Il y a quelques années seulement, la plupart des artistes originaires du continent se récriaient dès que l’on évoquait le concept d’ « art africain contemporain ». Que l’on se souvienne simplement de la polémique soulevée par le plasticien camerounais Barthélémy Toguo contre le pavillon « africain » de la Biennale de Venise, en 2007, alors qualifié de « ghetto ». Onze ans plus tard, le terme est, sinon accepté par les artistes eux-mêmes, utilisé sans complexe.

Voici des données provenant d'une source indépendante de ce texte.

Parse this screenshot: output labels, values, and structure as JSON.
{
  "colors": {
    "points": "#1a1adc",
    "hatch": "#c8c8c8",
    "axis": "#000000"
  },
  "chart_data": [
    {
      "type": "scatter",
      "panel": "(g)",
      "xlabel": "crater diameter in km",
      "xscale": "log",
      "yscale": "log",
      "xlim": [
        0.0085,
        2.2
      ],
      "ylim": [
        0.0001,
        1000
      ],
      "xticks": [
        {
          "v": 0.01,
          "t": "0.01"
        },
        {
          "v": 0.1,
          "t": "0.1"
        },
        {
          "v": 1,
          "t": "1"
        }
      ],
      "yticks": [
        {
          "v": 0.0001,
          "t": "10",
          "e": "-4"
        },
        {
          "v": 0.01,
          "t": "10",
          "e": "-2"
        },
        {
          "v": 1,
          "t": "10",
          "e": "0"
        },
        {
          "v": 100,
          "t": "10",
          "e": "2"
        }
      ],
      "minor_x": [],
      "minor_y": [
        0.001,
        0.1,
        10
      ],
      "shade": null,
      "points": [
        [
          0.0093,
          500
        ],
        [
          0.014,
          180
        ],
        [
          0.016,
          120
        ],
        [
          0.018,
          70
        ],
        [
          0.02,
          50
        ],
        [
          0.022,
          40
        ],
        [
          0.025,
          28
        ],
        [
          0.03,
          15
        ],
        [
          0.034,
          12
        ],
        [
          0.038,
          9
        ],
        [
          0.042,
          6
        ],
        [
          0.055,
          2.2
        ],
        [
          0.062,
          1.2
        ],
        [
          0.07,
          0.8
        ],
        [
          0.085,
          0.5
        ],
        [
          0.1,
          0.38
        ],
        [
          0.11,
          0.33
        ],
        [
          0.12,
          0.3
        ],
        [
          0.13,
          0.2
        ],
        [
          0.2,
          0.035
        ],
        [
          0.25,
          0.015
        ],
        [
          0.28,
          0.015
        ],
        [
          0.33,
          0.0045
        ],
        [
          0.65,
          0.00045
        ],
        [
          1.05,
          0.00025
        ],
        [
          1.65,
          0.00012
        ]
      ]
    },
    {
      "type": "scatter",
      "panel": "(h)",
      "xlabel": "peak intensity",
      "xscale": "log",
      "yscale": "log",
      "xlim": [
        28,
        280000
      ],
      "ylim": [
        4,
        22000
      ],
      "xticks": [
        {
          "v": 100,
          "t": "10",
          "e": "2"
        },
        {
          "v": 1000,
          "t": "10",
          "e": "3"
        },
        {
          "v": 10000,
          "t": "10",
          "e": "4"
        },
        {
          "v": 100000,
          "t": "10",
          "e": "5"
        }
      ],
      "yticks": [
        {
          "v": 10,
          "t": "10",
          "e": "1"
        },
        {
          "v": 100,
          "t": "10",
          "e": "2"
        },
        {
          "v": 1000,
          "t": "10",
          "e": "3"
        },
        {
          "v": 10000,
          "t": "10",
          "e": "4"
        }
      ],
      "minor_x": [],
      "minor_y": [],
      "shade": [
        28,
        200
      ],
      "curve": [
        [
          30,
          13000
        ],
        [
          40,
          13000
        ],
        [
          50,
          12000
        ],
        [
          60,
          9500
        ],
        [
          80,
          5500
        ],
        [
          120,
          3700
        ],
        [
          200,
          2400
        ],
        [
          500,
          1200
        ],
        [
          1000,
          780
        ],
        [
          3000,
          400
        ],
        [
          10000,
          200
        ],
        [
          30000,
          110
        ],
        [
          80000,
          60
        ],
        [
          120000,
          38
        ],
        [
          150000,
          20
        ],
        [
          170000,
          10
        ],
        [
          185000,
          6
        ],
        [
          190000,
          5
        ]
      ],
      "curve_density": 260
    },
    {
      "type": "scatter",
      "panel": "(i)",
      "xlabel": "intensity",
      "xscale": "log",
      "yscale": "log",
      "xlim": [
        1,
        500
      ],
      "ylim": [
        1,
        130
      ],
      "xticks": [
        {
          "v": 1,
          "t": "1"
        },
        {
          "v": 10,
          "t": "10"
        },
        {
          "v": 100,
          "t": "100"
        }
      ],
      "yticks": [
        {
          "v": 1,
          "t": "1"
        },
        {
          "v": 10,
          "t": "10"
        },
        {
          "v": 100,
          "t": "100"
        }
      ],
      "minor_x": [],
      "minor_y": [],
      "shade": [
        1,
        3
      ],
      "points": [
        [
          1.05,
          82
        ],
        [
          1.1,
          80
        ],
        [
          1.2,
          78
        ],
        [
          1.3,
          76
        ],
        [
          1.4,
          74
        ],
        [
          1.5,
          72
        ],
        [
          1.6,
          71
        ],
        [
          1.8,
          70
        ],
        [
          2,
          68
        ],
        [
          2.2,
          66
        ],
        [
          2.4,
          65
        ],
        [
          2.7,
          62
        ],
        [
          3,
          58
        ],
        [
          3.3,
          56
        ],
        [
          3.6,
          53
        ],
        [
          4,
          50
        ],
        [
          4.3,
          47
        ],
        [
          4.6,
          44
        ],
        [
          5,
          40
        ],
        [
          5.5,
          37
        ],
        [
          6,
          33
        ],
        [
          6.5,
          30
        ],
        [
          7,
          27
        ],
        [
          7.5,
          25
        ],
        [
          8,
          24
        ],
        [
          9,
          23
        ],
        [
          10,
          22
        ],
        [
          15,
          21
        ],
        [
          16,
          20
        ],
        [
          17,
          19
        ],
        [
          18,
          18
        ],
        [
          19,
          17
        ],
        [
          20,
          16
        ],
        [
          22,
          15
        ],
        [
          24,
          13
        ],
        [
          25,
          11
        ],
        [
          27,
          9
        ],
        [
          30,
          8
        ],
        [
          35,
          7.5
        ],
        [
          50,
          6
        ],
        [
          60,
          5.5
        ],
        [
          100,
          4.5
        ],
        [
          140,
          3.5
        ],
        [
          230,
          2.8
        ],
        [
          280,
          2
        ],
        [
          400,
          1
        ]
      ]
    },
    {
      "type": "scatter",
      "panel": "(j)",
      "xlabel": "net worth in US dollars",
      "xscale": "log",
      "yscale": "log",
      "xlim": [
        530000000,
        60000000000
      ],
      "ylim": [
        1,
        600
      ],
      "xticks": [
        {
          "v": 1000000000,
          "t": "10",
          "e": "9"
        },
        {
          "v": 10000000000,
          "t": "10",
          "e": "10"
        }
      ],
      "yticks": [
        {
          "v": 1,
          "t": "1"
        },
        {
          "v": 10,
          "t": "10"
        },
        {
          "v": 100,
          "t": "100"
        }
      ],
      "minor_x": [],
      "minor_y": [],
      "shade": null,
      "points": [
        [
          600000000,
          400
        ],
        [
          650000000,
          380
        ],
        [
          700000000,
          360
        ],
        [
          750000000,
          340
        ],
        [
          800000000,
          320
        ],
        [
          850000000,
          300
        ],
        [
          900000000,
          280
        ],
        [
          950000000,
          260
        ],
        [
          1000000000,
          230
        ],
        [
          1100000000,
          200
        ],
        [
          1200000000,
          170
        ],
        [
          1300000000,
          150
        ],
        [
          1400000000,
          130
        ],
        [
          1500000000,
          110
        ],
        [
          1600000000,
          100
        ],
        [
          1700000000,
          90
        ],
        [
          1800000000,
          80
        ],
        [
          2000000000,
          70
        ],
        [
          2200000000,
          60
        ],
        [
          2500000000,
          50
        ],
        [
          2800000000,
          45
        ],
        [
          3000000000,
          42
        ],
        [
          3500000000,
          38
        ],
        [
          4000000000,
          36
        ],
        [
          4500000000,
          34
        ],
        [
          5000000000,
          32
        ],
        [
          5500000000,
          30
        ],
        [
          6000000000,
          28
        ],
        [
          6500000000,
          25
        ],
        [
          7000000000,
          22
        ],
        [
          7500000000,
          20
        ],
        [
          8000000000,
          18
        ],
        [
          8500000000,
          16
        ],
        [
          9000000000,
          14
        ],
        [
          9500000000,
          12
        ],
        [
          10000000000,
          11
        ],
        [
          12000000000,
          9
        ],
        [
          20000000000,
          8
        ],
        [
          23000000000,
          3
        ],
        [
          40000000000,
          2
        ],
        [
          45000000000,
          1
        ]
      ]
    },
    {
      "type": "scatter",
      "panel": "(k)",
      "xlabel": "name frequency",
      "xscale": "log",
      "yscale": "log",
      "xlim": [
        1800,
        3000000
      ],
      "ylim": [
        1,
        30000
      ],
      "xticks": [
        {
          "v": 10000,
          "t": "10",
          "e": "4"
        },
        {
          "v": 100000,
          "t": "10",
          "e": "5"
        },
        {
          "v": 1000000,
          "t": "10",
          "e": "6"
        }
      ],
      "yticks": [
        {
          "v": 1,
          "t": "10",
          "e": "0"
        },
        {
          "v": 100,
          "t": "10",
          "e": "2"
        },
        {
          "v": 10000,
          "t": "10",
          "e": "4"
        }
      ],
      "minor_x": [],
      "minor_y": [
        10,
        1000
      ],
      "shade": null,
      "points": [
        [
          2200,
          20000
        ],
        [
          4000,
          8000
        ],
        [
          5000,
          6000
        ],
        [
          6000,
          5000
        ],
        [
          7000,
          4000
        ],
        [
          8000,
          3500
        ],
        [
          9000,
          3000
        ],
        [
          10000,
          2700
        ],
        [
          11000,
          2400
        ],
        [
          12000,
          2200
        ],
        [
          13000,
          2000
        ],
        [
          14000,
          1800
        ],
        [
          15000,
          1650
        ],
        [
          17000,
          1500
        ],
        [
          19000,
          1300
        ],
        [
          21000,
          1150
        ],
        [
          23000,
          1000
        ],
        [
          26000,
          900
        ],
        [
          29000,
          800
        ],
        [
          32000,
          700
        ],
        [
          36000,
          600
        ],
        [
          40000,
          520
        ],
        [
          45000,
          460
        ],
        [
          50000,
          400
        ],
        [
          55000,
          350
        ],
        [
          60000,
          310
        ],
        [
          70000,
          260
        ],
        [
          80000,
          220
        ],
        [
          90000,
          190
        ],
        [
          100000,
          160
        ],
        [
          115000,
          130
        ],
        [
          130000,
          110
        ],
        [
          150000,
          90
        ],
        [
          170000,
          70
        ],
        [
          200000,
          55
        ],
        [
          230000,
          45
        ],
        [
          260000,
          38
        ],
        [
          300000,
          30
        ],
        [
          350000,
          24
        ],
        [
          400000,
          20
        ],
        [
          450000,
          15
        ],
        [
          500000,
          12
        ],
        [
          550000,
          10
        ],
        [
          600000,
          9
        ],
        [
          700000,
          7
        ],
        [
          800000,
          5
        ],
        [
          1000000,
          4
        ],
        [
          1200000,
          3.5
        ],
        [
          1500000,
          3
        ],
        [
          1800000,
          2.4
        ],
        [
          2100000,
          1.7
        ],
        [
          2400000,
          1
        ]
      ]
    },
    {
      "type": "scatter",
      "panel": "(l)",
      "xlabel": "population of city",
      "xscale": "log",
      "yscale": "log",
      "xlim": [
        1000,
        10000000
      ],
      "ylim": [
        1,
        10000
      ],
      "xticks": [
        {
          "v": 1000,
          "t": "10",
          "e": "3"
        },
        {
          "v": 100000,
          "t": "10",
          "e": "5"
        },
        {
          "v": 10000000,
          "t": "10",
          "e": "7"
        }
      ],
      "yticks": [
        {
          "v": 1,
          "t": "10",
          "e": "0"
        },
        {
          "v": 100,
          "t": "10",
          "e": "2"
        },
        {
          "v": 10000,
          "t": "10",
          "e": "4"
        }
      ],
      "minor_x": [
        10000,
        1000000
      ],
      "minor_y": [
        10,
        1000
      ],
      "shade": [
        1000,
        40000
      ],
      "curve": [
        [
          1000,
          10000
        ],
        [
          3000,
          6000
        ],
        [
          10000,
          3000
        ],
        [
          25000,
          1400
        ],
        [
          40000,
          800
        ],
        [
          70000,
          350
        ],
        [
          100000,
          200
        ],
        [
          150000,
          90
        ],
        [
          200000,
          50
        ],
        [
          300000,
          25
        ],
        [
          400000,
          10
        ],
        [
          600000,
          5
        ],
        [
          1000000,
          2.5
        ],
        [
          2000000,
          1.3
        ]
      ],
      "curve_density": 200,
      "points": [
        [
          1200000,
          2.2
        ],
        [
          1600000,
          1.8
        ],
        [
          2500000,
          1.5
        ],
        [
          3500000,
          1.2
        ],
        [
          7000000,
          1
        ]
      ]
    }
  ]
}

Par les foires qui y sont spécifiquement consacrées comme 1-54 à Londres ou AKAA (Also Known as Africa) à Paris (du 9 au 11 novembre, au Carreau du Temple), par les galeristes comme par les maisons de vente aux enchères qui pour des raisons de marketing évidentes entendent cibler les collectionneurs intéressés par l’Afrique, avant d’atteindre les autres.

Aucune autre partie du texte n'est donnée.